As interesting as the mine tour was, Potosi as a city didn´t offer much of interest. There were a few nice looking churches, one with an intricately patterned facade, and one good museum, the Casa de Moneda. Visits to the museum are by guided tour only and you have to pay extra to take photos of the artifacts in the museum. There are rooms with random collections of things such as old coins, paintings, minerals, child mummies, minting machinery, and a really cool 30 foot long illustrated history of the world from the time of Adam and Eve up to the 1880s. After seeing the museum there wasn´t really anything else that I wanted to do in Potosi but I was trapped because of a nationwide road blockade resulting from the protests over a potential 200% increase to taxes on heavy transport and the poor quality of the roads. Supposedly the blockade was only set to last for 48 hours but a group of us decided, especially after waking up in the morning to a citywide power outage, that we would try our best to get out of Potosi despite the blockade.

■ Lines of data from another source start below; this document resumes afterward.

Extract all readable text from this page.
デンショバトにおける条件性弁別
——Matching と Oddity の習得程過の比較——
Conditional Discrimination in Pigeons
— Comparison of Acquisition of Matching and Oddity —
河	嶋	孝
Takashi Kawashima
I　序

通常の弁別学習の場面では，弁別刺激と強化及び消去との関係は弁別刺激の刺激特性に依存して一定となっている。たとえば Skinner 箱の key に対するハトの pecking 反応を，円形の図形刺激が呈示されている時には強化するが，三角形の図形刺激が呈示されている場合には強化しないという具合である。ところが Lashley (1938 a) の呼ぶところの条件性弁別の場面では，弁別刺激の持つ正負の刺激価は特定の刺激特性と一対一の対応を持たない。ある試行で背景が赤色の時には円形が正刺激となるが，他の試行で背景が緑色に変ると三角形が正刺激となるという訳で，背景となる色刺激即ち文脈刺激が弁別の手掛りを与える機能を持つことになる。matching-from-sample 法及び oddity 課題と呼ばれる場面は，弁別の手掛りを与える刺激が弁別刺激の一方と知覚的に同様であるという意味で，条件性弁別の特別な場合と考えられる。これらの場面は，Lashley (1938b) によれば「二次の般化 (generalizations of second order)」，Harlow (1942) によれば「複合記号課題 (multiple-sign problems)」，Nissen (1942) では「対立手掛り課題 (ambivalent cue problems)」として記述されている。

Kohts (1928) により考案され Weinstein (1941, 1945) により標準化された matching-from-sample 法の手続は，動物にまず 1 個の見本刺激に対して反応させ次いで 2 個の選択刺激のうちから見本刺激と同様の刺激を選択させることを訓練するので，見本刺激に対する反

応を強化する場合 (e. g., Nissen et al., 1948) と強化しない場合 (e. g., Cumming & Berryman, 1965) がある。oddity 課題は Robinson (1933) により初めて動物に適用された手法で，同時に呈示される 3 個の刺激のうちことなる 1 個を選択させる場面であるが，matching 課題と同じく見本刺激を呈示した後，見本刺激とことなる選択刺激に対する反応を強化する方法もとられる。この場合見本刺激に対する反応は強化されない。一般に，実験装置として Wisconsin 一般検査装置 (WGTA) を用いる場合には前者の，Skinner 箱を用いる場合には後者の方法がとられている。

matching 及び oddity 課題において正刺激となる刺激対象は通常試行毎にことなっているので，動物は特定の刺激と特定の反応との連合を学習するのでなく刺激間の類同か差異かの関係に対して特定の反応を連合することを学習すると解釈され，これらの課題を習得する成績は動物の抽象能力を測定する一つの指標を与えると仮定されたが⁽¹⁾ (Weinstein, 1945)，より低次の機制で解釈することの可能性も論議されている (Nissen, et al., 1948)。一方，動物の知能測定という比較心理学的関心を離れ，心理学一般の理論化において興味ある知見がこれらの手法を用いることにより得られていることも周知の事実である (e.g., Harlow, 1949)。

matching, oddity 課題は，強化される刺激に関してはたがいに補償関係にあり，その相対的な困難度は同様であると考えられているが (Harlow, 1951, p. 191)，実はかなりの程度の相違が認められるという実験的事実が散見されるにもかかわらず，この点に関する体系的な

The six of us called two taxis and when they arrived we told them we wanted to go to Sucre if the drivers could get us across the blockade line. On the way to the blockade line our taxi driver was on the radio to the main office asking how much it would cost to go to Sucre, and they told him 200 Bolivianos per car, a third more than it usually is but still acceptable. They took us to the blockade line and there the road was blocked off by several large trucks so we doubled back and turned off the main road to an extremely rough and rocky dirt road that wound through the poorer parts of Potosi before descending down past the silver smelting plant and rejoined the main road in sight of the other side of the blockade. As he was negotiating this road our driver was on the radio with taxi headquarters and they were constantly asking if it was possible to get past the blockade, he kept saying maybe but that road was really ugly; I´m pretty sure he destroyed the car’s shocks getting us past the blockade.

Two hours later over some very empty and well-paved roads we reached the frontline of the Sucre blockade and we could go no further. The six of us piled out of the cabs and snaked our way through the maze of angled buses and trucks that were blocking the road, for maybe a kilometer or so before we made it to the other side. Luckily on the other side a taxi was waiting and he said he would take us into the center for 10 Bolivianos, that sounded good so got into the cab and about 15 minutes later we were at our hostel. Then all of sudden the driver told us it was going to be 10 Bolivianos per person. We started arguing with him and traffic police came over, because we were blocking the road and making a scene, and even he agreed that 10 Bolivianos per person was way too much and told the taxi driver to go down in price, which he did to 8Bs per person. That still seemed way too much for us so we gave him 30 Bs total and refused to give him more. Eventually he left in a swearing huff. It was an ordeal but Sucre seemed like a much more welcoming place than Potosi, except for this taxi driver.